Weak host-keys are not replaced during openssh update

[NoOp]

On 05/13/2008 01:04 PM, Bob Cortez wrote:
>  $ sudo ssh-vulnkey -a
> 
>> Not blacklisted: 2048 09:c4:3f:72:c2:e4:44:22:e2:46:5f:93:b0:c7:c4:b4
>> /etc/ssh/ssh_host_rsa_key.pub
>> Not blacklisted: 1024 74:8e:0c:ac:d3:0e:07:05:2f:3b:89:2b:ab:bd:19:6a
>> /etc/ssh/ssh_host_dsa_key.pub
>>
> 
> As usual, I have no clue what that means.

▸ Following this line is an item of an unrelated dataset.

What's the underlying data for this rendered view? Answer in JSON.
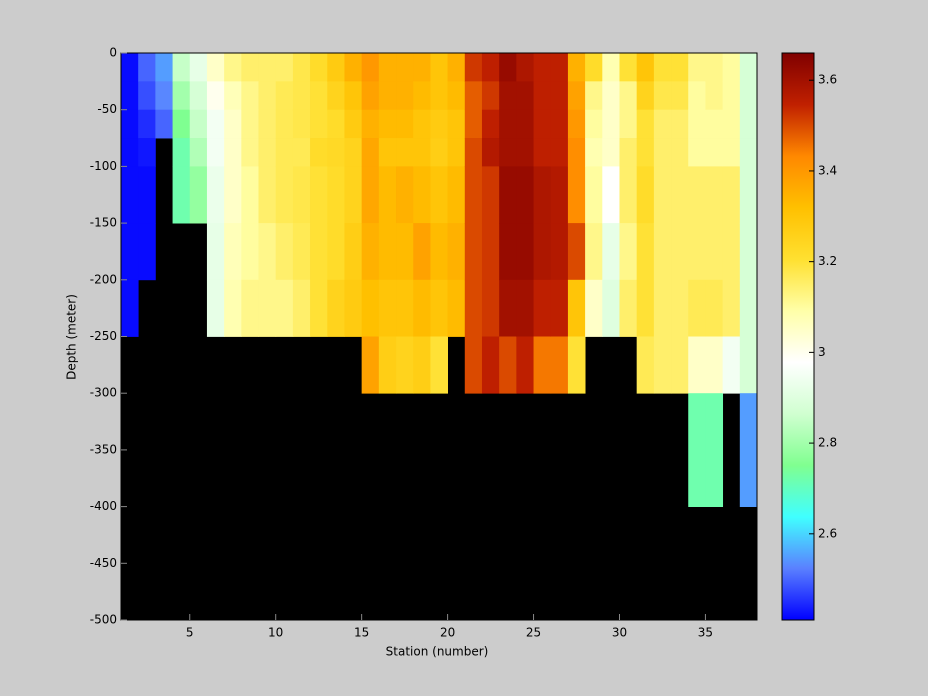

Neither do I, but _think_ it means you are ok and that your keys are not
in the ssh blacklist.

I have/had several that showed: COMPROMISED: blah

So it's going to take me a while to figure out how to clean everything
out, regen, etc.

> 
> I have my update manager set to automatically install security updates. Had
> a number of them this morning that required a restart.  Where can I find the
> log of what was installed and if this problem has been addressed with the
> auto update?

Go to Synaptic (System|Administration|Synaptic...|File|History|May 2008|day
That will show you what was upgraded/installed on that day.